We are currently planning to perform an RNA Sequencing on a total of 35 mouse samples. There are 2 conditions: treatment and disease status. We would like to identify differential gene expression between the conditions. e.g. Treatment A compare with Treatment B in Cases and Treatment A compare with Treatment B in Controls etc.
We only have enough money to perform sequencing on 12 samples (1 lane + 12 indexing). So we are planning to perform pooling before performing the RNA Seq. The concern we have now is statistically what is the best pooling strategy? When pooling the data together, it is more likely than not that the distribution of the counts no longer follow the negative binomial distribution that is assumed by tools like edgeR and DESeq2. The power of these test will bound to be affected.
Have anyone got experience on pooled RNA Sequencing analysis? What should be take into account when performing the analysis? How should we design the pool? Should we use ERCC spike in? If we should, how should we use it?
Thank you
We were slightly worried that the random selection of samples might be challenged by others. Though now you've mentioned it, it is more or less how we usually do things, randomly selecting a particular amount of samples instead of sequencing the whole population.
As for the litter pooling, we currently have 7,10,9,9 samples per group. If we count the number of litter per groups, then we have 3 little per groups. The problem though the litter size differ quite a lot where some litter can be as much as 5 samples and some were as small as 1.

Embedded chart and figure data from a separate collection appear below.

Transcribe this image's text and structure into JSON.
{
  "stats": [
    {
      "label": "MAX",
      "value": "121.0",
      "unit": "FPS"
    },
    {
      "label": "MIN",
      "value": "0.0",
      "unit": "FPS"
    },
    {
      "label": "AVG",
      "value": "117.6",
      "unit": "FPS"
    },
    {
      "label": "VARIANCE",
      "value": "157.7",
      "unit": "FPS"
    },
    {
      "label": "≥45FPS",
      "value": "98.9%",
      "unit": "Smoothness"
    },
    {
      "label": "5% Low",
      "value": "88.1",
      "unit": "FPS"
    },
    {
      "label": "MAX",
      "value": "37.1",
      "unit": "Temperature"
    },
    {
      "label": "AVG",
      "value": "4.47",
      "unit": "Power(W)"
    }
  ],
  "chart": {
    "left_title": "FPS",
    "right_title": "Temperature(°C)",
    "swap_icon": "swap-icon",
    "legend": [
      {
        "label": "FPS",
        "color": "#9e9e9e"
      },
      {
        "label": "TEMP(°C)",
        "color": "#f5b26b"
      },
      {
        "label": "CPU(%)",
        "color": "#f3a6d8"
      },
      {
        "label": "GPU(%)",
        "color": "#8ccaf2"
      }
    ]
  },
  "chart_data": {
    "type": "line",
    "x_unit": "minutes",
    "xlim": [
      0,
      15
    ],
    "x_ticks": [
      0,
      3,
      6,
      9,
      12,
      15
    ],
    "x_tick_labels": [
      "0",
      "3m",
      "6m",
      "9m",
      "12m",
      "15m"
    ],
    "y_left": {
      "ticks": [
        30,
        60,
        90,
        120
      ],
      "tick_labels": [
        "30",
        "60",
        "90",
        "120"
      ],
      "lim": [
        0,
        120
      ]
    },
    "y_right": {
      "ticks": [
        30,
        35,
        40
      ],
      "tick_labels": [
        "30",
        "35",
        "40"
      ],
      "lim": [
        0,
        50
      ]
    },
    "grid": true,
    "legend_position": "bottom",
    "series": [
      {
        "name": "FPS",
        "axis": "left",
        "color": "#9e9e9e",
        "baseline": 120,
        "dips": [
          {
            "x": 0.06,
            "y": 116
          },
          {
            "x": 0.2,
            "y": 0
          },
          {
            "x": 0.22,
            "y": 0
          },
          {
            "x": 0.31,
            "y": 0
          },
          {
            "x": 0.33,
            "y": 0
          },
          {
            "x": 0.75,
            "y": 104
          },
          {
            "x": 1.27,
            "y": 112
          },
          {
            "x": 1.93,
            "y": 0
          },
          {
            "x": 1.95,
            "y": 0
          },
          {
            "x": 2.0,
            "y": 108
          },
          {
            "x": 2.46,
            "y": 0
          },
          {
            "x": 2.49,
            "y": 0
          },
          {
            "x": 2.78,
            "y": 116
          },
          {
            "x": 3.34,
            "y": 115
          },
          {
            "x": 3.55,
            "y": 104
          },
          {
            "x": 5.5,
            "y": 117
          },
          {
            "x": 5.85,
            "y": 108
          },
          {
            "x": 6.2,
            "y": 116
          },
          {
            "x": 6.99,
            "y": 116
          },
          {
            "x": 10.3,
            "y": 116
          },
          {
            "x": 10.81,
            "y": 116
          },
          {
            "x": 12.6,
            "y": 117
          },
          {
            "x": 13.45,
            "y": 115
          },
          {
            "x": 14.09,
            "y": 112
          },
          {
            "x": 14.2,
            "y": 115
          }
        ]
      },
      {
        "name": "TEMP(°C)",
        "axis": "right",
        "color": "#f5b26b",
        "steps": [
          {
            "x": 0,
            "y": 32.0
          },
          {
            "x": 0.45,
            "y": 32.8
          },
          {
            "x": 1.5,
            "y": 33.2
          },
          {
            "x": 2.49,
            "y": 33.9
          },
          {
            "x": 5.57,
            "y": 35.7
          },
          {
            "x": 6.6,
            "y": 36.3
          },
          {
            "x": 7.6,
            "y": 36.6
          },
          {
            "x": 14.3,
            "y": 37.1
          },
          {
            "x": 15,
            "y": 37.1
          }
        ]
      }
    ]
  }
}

So do you think pooling should be done for litter or should we just randomly select 3 samples (or by RIN and concentration), and perform the analysis on that, where the remaining samples were used as samples for qtPCR?
It's always best to avoid pooling unless absolutely required. If you have 3 litters per group then just take a sample with a nice concentration/RIN per litter. Note that while you can use the other samples for qPCR, they still won't represent true replicates. There's simply too much correlation between littermates (yes, I realize that this results in needing a lot of cage space for experiments, I've been there).
Thanks Devon, we really want to make sure we have got our experimental design right. Always good to have comments from other people. This helps us a lot!